Geisler also discussed astrocytes. Literature has shown that GLP-1 receptor signaling in astrocytes, particularly in the hindbrain, can partly mediate GLP-1-induced suppression of food intake. It also alters astrocyte metabolism in ways that enhance their cooperation with neurons. Beyond energy balance, astrocytes have become a major focus in studies of the neuroprotective and anti-inflammatory effects of GLP-1s, especially in the context of obesity-related neurodegeneration. Essentially, astrocytes are not just “support cells” but active regulators of energy balance.
“My group became interested in studying a protein called diazepam-binding inhibitor (DBI). It is a glial-produced hormonal peptide that suppresses appetite. Because of its known role in feeding behavior, and high expression in the postrema area, we wanted to understand how it might be regulated by nutritional state and if GLP-1 ligands, by chance, regulated DBI expression,” said Geisler.
Data show that fasting reduces DBI expression in the subpostrema border and fourth ventricle region, but treatment with exendin-4 restored expression to fed-state levels. By contrast, DBI expression in the area postrema itself was not strongly influenced by nutritional state. This suggested that regulation is concentrated in glial-rich border zones that control access to the brain.

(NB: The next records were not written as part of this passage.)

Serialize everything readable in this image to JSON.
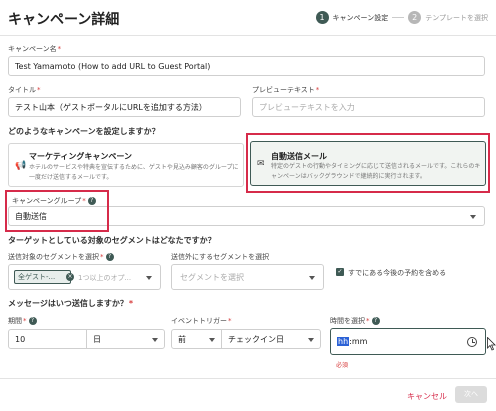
{
  "header": {
    "title": "キャンペーン詳細",
    "steps": [
      {
        "number": "1",
        "label": "キャンペーン設定",
        "state": "active"
      },
      {
        "number": "2",
        "label": "テンプレートを選択",
        "state": "inactive"
      }
    ]
  },
  "campaign_name": {
    "label": "キャンペーン名",
    "value": "Test Yamamoto (How to add URL to Guest Portal)"
  },
  "title_field": {
    "label": "タイトル",
    "value": "テスト山本（ゲストポータルにURLを追加する方法）"
  },
  "preview_text": {
    "label": "プレビューテキスト",
    "placeholder": "プレビューテキストを入力"
  },
  "campaign_type": {
    "question": "どのようなキャンペーンを設定しますか？",
    "options": [
      {
        "title": "マーケティングキャンペーン",
        "description": "ホテルのサービスや特典を宣伝するために、ゲストや見込み顧客のグループに一度だけ送信するメールです。",
        "icon": "megaphone-icon"
      },
      {
        "title": "自動送信メール",
        "description": "特定のゲストの行動やタイミングに応じて送信されるメールです。これらのキャンペーンはバックグラウンドで継続的に実行されます。",
        "icon": "envelope-icon",
        "selected": true
      }
    ]
  },
  "campaign_group": {
    "label": "キャンペーングループ",
    "value": "自動送信"
  },
  "segments": {
    "question": "ターゲットとしている対象のセグメントはどなたですか？",
    "include_label": "送信対象のセグメントを選択",
    "include_chip": "全ゲスト-...",
    "include_placeholder": "1つ以上のオプ...",
    "exclude_label": "送信外にするセグメントを選択",
    "exclude_placeholder": "セグメントを選択",
    "future_checkbox_label": "すでにある今後の予約を含める",
    "future_checked": true
  },
  "timing": {
    "question": "メッセージはいつ送信しますか？",
    "period_label": "期間",
    "period_value": "10",
    "period_unit": "日",
    "trigger_label": "イベントトリガー",
    "trigger_relation": "前",
    "trigger_event": "チェックイン日",
    "time_label": "時間を選択",
    "time_hh": "hh",
    "time_rest": ":mm",
    "time_error": "必須"
  },
  "footer": {
    "cancel_label": "キャンセル",
    "next_label": "次へ"
  },
  "colors": {
    "accent": "#3f5a55",
    "highlight": "#d62b4a",
    "error": "#d63b3b"
  }
}
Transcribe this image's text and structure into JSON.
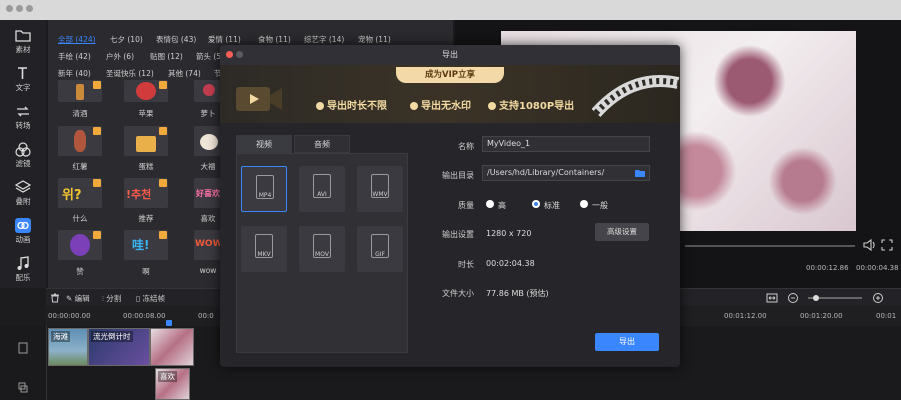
{
  "rail": {
    "items": [
      {
        "label": "素材"
      },
      {
        "label": "文字"
      },
      {
        "label": "转场"
      },
      {
        "label": "滤镜"
      },
      {
        "label": "叠附"
      },
      {
        "label": "动画"
      },
      {
        "label": "配乐"
      }
    ]
  },
  "categories": [
    {
      "label": "全部 (424)"
    },
    {
      "label": "七夕 (10)"
    },
    {
      "label": "表情包 (43)"
    },
    {
      "label": "爱情 (11)"
    },
    {
      "label": "食物 (11)"
    },
    {
      "label": "综艺字 (14)"
    },
    {
      "label": "宠物 (11)"
    },
    {
      "label": "手绘 (42)"
    },
    {
      "label": "户外 (6)"
    },
    {
      "label": "贴图 (12)"
    },
    {
      "label": "箭头 (5"
    },
    {
      "label": "新年 (40)"
    },
    {
      "label": "圣诞快乐 (12)"
    },
    {
      "label": "其他 (74)"
    },
    {
      "label": "节"
    }
  ],
  "stickers": [
    {
      "label": "清酒"
    },
    {
      "label": "苹果"
    },
    {
      "label": "萝卜"
    },
    {
      "label": "红薯"
    },
    {
      "label": "蛋糕"
    },
    {
      "label": "大福"
    },
    {
      "label": "什么"
    },
    {
      "label": "推荐"
    },
    {
      "label": "喜欢"
    },
    {
      "label": "赞"
    },
    {
      "label": "啊"
    },
    {
      "label": "wow"
    }
  ],
  "sticker_texts": {
    "what": "위?",
    "recommend": "!추천",
    "like": "好喜欢",
    "wa": "哇!",
    "wow": "WOW"
  },
  "preview": {
    "time_current": "00:00:12.86",
    "time_total": "00:00:04.38"
  },
  "toolbar": {
    "edit": "编辑",
    "split": "分割",
    "freeze": "冻结帧",
    "export": "导出"
  },
  "ruler": [
    "00:00:00.00",
    "00:00:08.00",
    "00:0",
    "00:01:12.00",
    "00:01:20.00",
    "00:01"
  ],
  "clips": [
    {
      "label": "海滩"
    },
    {
      "label": "流光倒计时"
    },
    {
      "label": "喜欢"
    }
  ],
  "dialog": {
    "title": "导出",
    "vip": "成为VIP立享",
    "perks": [
      "导出时长不限",
      "导出无水印",
      "支持1080P导出"
    ],
    "tabs": [
      "视频",
      "音频"
    ],
    "formats": [
      "MP4",
      "AVI",
      "WMV",
      "MKV",
      "MOV",
      "GIF"
    ],
    "name_label": "名称",
    "name_value": "MyVideo_1",
    "dir_label": "输出目录",
    "dir_value": "/Users/hd/Library/Containers/",
    "quality_label": "质量",
    "quality_options": [
      "高",
      "标准",
      "一般"
    ],
    "settings_label": "输出设置",
    "settings_value": "1280 x 720",
    "advanced_btn": "高级设置",
    "duration_label": "时长",
    "duration_value": "00:02:04.38",
    "size_label": "文件大小",
    "size_value": "77.86 MB (预估)",
    "export_btn": "导出"
  },
  "colors": {
    "accent": "#3a86ff",
    "vip_gold": "#f3d9a2",
    "badge": "#f2a93b"
  }
}
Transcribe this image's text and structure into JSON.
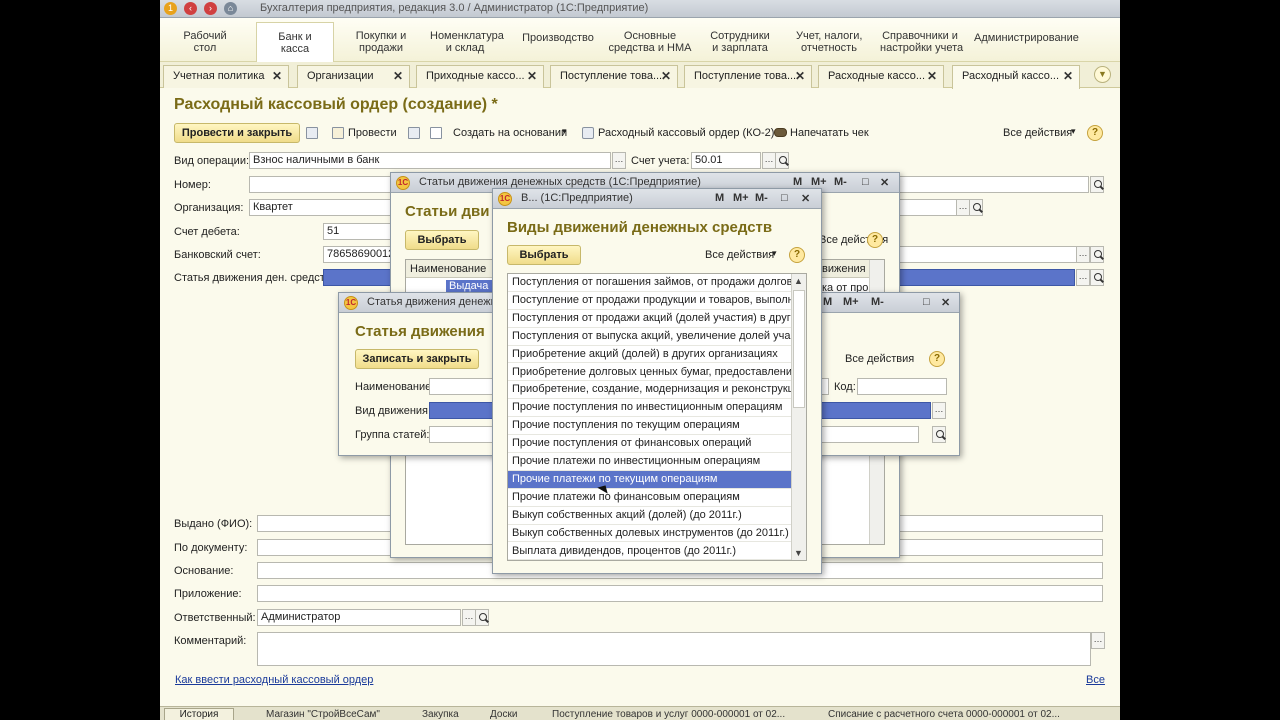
{
  "titlebar": {
    "title": "Бухгалтерия предприятия, редакция 3.0 / Администратор (1С:Предприятие)"
  },
  "sections": [
    {
      "label": "Рабочий\nстол"
    },
    {
      "label": "Банк и\nкасса"
    },
    {
      "label": "Покупки и\nпродажи"
    },
    {
      "label": "Номенклатура\nи склад"
    },
    {
      "label": "Производство"
    },
    {
      "label": "Основные\nсредства и НМА"
    },
    {
      "label": "Сотрудники\nи зарплата"
    },
    {
      "label": "Учет, налоги,\nотчетность"
    },
    {
      "label": "Справочники и\nнастройки учета"
    },
    {
      "label": "Администрирование"
    }
  ],
  "tabs": [
    {
      "label": "Учетная политика"
    },
    {
      "label": "Организации"
    },
    {
      "label": "Приходные кассо..."
    },
    {
      "label": "Поступление това..."
    },
    {
      "label": "Поступление това..."
    },
    {
      "label": "Расходные кассо..."
    },
    {
      "label": "Расходный кассо..."
    }
  ],
  "form": {
    "title": "Расходный кассовый ордер (создание) *",
    "toolbar": {
      "post_close": "Провести и закрыть",
      "post": "Провести",
      "create_based": "Создать на основании",
      "print_ko2": "Расходный кассовый ордер (КО-2)",
      "print_check": "Напечатать чек",
      "all_actions": "Все действия",
      "help": "?"
    },
    "labels": {
      "op_type": "Вид операции:",
      "number": "Номер:",
      "org": "Организация:",
      "debit_acc": "Счет дебета:",
      "bank_acc": "Банковский счет:",
      "cash_flow_item": "Статья движения ден. средств:",
      "account": "Счет учета:",
      "issued": "Выдано (ФИО):",
      "by_document": "По документу:",
      "basis": "Основание:",
      "attachment": "Приложение:",
      "responsible": "Ответственный:",
      "comment": "Комментарий:"
    },
    "values": {
      "op_type": "Взнос наличными в банк",
      "account": "50.01",
      "org": "Квартет",
      "debit_acc": "51",
      "bank_acc": "78658690012",
      "responsible": "Администратор"
    },
    "footer_link": "Как ввести расходный кассовый ордер",
    "footer_all": "Все"
  },
  "dlg_items": {
    "title": "Статьи движения денежных средств (1С:Предприятие)",
    "heading": "Статьи дви",
    "select": "Выбрать",
    "col_name": "Наименование",
    "col_flow": "вижения",
    "col_flow2": "ка от про",
    "row1": "Выдача в",
    "all_actions": "Все действия",
    "help": "?",
    "win_m": "M",
    "win_mplus": "M+",
    "win_mminus": "M-"
  },
  "dlg_item": {
    "title": "Статья движения денежных средств (1С:Предприятие)",
    "heading": "Статья движения",
    "save_close": "Записать и закрыть",
    "all_actions": "Все действия",
    "help": "?",
    "name_label": "Наименование:",
    "code_label": "Код:",
    "flow_label": "Вид движения:",
    "group_label": "Группа статей:",
    "win_m": "M",
    "win_mplus": "M+",
    "win_mminus": "M-"
  },
  "dlg_kinds": {
    "title": "В...  (1С:Предприятие)",
    "heading": "Виды движений денежных средств",
    "select": "Выбрать",
    "all_actions": "Все действия",
    "help": "?",
    "win_m": "M",
    "win_mplus": "M+",
    "win_mminus": "M-",
    "rows": [
      "Поступления от погашения займов, от продажи долгов...",
      "Поступление от продажи продукции и товаров, выполн...",
      "Поступления от продажи акций (долей участия) в други...",
      "Поступления от выпуска акций, увеличение долей учас...",
      "Приобретение акций (долей) в других организациях",
      "Приобретение долговых ценных бумаг, предоставлени...",
      "Приобретение, создание, модернизация и реконструкц...",
      "Прочие поступления по инвестиционным операциям",
      "Прочие поступления по текущим операциям",
      "Прочие поступления от финансовых операций",
      "Прочие платежи по инвестиционным операциям",
      "Прочие платежи по текущим операциям",
      "Прочие платежи по финансовым операциям",
      "Выкуп собственных акций (долей) (до 2011г.)",
      "Выкуп собственных долевых инструментов (до 2011г.)",
      "Выплата дивидендов, процентов (до 2011г.)"
    ],
    "selected_index": 11
  },
  "statusbar": {
    "history": "История",
    "items": [
      "Магазин \"СтройВсеСам\"",
      "Закупка",
      "Доски",
      "Поступление товаров и услуг 0000-000001 от 02...",
      "Списание с расчетного счета 0000-000001 от 02..."
    ]
  },
  "colors": {
    "accent": "#7a6b17",
    "selection": "#5b74c9",
    "button": "#f0dc8a"
  }
}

Geisler’s team also examined whether GLP-1 drugs act directly on DBI-producing cells. In rats, DBI and GLP-1 receptors were not usually co-expressed, but the two cell populations were often found in close proximity, suggesting cross-talk between them. To test whether DBI contributes to GLP-1’s appetite-suppressing effect, the team used an antibody to neutralize DBI. Exendin-4 reduced food intake as expected, but the effect was weakened when DBI was blocked. Importantly, neutralization of DBI did not affect nausea-like behavior (measured by kaolin intake), and only slightly blunted weight loss, indicating that DBI is specifically tied to appetite suppression rather than side effects.
DBI is processed into smaller fragments, and one of these – octadecaneuropeptide (ODN) – is thought to drive its appetite-suppressing effects. Geisler’s team tested a natural fragment they called TDN in obese mice. Daily injections of TDN caused about 5% body weight loss in nine days, and clamp studies showed improved insulin sensitivity, with faster clearance of glucose from the blood. When tested in musk shrews (a species that, unlike rodents, can vomit), TDN reduced weight without triggering emesis, while exendin-4 caused rapid, dose-dependent vomiting.
The work suggests that astrocytes and glial peptides like DBI/ODN are active participants in the GLP-1 pathway, shaping appetite suppression and offering potential as new therapeutic targets. TDN, in particular, may represent a complementary anti-obesity or anti-diabetes agent with the benefits of weight and glucose control, but without the gastrointestinal side effects that often limit GLP-1 therapies.